Good Consumers Will Show Up for Good Security Measures

www.digitaltransactions.net

For as long as we’ve had threats to transacting online, there’s been a data-security industry poised with a vast array of solutions to protect us, anxiously awaiting evidence of a compelling business case to get things started. But for just as long, it’s been axiomatic that consumers just don’t show up when it comes to protecting themselves—they simply won’t bear any cost or inconvenience in order to transact securely. No show, no dough.
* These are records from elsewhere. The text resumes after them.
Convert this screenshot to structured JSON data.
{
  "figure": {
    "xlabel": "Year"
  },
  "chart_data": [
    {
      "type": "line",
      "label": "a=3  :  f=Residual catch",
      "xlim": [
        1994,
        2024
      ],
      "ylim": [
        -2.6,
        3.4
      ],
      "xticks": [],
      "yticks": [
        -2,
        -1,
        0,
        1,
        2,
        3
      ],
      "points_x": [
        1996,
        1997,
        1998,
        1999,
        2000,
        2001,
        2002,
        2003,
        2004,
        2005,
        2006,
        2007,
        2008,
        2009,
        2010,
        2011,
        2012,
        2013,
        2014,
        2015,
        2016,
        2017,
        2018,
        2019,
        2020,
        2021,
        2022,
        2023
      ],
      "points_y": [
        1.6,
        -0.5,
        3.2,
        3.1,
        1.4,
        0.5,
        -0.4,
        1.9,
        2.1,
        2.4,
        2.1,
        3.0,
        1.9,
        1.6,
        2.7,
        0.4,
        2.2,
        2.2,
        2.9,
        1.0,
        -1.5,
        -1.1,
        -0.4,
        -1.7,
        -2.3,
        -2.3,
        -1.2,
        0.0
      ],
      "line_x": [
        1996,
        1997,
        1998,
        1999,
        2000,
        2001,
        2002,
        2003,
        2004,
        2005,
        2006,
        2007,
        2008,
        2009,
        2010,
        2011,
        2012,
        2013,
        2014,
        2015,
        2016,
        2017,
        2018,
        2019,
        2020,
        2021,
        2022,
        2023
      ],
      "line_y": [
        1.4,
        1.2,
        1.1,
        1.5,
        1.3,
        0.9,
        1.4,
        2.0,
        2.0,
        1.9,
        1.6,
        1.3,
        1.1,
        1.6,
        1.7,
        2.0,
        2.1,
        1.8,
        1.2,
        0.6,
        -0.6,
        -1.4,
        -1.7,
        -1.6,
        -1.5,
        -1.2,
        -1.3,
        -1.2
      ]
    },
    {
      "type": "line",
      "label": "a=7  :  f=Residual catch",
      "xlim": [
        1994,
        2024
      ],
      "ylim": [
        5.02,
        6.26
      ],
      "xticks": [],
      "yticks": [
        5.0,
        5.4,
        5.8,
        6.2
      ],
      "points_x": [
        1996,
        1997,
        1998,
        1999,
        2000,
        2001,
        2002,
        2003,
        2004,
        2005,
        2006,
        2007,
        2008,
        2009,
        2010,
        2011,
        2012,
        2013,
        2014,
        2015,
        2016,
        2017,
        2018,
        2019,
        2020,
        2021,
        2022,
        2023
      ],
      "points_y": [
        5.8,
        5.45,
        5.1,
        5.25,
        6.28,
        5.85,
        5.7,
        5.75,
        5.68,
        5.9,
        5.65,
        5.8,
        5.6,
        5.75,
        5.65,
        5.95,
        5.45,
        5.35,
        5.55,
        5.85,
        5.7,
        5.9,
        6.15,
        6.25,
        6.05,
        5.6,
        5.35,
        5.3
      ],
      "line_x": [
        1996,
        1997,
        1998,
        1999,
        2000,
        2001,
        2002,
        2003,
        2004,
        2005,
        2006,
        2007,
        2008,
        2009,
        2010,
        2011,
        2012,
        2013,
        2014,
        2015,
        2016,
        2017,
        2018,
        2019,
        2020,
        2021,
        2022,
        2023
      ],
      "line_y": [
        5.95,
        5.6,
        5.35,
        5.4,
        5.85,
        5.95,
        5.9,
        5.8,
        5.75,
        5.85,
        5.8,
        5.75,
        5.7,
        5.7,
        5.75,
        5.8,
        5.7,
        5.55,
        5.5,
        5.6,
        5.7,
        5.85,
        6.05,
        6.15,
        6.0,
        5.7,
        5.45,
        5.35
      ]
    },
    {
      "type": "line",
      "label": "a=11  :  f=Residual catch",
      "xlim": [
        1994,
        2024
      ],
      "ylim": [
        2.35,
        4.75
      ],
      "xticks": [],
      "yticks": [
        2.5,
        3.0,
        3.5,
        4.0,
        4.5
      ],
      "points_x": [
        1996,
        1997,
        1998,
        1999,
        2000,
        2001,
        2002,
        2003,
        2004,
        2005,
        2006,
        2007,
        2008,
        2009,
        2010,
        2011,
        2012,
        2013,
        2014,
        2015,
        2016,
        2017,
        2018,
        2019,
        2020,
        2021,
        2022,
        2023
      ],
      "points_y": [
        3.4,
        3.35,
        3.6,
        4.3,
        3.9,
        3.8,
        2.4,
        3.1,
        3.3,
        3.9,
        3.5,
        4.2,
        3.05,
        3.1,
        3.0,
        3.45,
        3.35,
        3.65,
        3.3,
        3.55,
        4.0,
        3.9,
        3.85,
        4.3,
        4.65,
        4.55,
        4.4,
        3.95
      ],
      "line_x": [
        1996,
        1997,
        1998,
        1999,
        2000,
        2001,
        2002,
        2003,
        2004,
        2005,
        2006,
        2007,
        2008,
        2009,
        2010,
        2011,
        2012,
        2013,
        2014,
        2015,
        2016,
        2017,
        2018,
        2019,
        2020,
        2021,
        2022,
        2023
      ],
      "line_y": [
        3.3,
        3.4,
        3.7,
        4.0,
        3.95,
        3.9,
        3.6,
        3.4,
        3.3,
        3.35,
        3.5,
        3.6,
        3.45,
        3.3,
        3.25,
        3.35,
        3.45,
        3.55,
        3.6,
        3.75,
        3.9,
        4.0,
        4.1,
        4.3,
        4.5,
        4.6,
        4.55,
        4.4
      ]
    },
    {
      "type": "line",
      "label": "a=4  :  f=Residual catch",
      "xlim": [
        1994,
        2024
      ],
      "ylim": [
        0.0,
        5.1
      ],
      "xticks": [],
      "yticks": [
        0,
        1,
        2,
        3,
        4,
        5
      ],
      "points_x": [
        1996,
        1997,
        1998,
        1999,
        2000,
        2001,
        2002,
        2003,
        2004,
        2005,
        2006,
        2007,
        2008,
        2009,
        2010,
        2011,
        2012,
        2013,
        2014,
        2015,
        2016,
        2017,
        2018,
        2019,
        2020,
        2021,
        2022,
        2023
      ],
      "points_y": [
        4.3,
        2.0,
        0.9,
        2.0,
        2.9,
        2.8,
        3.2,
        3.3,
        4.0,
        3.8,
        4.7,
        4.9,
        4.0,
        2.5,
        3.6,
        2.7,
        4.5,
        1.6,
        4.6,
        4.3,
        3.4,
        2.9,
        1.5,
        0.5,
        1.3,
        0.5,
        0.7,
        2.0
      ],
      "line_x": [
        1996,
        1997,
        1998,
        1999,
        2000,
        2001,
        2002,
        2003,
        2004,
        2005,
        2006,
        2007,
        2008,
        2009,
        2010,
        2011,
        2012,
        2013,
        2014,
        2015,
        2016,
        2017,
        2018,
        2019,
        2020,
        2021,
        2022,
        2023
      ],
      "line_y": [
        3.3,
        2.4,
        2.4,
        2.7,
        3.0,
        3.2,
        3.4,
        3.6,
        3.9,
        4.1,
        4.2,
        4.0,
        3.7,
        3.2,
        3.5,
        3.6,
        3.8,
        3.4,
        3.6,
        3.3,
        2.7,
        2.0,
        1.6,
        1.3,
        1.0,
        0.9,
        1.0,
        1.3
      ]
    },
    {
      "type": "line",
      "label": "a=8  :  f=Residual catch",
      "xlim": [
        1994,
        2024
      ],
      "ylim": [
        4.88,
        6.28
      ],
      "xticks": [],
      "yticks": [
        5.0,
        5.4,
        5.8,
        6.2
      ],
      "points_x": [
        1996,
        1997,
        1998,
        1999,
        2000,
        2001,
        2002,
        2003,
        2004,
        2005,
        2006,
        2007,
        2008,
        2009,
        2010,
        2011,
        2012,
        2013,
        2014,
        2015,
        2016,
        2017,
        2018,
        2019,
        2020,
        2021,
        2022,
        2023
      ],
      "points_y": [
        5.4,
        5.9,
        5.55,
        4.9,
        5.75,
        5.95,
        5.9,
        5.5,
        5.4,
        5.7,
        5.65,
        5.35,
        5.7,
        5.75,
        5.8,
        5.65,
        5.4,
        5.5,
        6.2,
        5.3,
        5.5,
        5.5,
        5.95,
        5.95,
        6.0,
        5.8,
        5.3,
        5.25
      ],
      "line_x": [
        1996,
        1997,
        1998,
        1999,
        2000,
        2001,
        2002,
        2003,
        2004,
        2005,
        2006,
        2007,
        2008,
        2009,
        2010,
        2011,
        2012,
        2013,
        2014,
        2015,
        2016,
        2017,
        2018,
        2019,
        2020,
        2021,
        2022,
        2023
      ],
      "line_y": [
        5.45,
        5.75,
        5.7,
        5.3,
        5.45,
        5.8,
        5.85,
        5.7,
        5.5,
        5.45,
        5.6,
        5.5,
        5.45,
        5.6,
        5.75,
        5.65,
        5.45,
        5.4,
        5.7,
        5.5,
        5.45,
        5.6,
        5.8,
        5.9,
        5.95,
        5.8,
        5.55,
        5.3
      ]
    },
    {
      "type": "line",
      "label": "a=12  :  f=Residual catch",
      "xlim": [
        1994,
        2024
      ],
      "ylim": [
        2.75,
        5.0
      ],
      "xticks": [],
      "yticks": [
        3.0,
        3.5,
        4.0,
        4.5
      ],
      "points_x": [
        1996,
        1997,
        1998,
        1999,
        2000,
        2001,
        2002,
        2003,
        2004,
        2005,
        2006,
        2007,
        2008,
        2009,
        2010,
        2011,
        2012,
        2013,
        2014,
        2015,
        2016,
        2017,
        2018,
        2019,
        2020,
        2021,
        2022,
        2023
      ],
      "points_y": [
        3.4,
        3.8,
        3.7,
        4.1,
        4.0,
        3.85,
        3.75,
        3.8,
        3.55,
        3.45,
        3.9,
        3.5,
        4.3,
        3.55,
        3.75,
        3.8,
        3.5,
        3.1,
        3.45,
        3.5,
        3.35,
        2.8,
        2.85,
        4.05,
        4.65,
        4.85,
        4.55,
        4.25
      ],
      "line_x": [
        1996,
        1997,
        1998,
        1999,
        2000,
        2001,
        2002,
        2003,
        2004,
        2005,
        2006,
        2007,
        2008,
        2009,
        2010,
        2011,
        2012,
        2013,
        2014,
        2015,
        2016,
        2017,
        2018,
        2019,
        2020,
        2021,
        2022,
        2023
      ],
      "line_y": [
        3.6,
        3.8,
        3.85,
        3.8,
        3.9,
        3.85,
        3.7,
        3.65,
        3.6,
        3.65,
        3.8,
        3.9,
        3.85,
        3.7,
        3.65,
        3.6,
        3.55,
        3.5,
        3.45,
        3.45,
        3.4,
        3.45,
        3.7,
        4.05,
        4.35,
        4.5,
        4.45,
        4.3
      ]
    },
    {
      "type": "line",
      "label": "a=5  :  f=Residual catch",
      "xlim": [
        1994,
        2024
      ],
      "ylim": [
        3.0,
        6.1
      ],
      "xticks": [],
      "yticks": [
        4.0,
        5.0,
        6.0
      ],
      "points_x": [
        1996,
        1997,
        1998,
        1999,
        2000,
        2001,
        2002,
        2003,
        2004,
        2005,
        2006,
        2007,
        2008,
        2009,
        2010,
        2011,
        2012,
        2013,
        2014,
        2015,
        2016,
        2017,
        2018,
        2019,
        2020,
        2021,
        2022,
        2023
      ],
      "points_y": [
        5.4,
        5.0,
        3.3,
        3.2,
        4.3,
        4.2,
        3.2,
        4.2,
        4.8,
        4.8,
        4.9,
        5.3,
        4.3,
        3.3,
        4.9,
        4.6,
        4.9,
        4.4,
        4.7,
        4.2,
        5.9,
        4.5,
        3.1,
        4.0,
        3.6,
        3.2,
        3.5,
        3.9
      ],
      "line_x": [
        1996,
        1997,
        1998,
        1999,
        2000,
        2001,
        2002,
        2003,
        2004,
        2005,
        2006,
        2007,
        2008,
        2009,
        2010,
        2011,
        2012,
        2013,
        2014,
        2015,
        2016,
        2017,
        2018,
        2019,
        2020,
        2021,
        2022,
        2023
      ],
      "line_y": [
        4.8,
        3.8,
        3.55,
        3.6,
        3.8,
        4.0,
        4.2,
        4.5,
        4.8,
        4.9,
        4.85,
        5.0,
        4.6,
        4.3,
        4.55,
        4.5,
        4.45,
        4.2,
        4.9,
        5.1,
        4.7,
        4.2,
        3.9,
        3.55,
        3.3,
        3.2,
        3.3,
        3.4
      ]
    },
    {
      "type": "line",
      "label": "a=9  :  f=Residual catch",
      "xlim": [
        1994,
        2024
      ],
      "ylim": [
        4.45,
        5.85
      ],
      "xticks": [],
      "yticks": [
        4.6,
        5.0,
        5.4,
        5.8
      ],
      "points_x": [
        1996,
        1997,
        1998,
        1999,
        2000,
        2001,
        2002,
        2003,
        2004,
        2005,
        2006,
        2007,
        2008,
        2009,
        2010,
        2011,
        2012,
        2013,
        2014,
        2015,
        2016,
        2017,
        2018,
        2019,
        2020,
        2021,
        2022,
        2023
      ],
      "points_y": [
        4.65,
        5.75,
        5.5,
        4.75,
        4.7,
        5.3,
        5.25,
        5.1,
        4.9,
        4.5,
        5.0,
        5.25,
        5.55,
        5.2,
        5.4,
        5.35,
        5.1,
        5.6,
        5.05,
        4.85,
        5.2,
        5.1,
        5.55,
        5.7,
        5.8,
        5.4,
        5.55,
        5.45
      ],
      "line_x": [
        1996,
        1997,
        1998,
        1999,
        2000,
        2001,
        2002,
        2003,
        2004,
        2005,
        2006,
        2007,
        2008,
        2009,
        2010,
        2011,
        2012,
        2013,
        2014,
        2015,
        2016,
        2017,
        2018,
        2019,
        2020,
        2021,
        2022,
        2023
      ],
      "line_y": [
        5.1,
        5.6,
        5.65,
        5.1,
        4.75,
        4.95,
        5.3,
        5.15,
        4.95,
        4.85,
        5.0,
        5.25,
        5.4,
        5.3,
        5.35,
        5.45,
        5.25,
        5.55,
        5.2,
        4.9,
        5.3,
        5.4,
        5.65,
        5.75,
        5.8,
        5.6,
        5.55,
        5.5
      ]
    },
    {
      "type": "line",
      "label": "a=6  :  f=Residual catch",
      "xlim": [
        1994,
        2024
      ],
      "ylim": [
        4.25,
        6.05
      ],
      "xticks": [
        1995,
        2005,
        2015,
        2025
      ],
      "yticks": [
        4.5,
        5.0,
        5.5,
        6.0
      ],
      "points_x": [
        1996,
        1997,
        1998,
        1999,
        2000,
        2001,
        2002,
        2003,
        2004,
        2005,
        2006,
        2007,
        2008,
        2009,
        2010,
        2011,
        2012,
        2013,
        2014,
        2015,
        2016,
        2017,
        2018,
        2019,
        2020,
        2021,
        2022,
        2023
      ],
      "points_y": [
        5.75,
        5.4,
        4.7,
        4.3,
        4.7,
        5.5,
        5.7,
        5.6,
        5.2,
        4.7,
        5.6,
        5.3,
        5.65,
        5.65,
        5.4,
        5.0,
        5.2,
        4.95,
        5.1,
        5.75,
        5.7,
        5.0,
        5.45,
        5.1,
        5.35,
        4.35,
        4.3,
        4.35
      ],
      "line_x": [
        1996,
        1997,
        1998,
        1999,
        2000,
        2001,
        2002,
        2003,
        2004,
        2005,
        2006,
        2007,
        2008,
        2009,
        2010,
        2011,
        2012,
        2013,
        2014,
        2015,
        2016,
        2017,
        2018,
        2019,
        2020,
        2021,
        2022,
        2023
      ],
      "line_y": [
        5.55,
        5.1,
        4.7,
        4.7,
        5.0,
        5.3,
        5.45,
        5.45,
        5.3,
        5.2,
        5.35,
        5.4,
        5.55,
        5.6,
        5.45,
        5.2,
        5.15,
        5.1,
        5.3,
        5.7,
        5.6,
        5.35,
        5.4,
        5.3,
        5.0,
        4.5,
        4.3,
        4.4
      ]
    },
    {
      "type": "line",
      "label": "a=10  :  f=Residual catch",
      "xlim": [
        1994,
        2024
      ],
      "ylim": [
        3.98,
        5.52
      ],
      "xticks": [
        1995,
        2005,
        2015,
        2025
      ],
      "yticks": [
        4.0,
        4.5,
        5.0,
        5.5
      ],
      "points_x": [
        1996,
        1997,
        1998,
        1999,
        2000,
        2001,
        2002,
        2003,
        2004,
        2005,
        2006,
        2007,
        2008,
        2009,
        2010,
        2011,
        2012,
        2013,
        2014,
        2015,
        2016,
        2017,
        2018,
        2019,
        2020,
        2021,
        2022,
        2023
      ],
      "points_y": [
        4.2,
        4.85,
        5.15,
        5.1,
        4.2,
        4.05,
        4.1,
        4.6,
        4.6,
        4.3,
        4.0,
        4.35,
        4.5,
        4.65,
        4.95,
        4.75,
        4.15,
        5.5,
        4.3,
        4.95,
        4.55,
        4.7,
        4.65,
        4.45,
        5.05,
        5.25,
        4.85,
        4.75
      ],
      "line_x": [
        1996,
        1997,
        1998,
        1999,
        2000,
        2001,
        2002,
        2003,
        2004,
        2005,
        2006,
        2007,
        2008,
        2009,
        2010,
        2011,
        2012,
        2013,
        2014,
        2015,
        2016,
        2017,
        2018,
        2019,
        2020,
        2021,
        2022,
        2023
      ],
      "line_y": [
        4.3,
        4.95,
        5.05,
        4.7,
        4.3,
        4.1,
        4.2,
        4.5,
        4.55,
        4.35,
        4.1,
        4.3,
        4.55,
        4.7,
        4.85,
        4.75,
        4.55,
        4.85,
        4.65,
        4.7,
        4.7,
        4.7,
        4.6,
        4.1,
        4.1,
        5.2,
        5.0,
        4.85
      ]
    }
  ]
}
While that presumption might have been true in the past—largely for reasons of the payment industry’s own doing—it’s not true any longer. Events have transcended even the bank card’s clumsy and sometimes self-defeating efforts to wire in point-of-sale-oriented signature-based cards for e-commerce. “Good” consumers just might show up after all. Go back to 1995, when buying on the Web really got under way, to see how logic got stood on its head. That’s when the bank card associations worked closely with the key Internet infrastructure providers and an assortment of security firms to come up with a protocol that would provide substantive digital identification and verification of all parties to an online credit card transaction. The result was the much ballyhooed but quickly jettisoned Secure Electronic Transaction (SET) protocol. SET proved to be overkill—too slow and expensive for most consumers to use. So the first generation of e-commerce went on its merry way without it.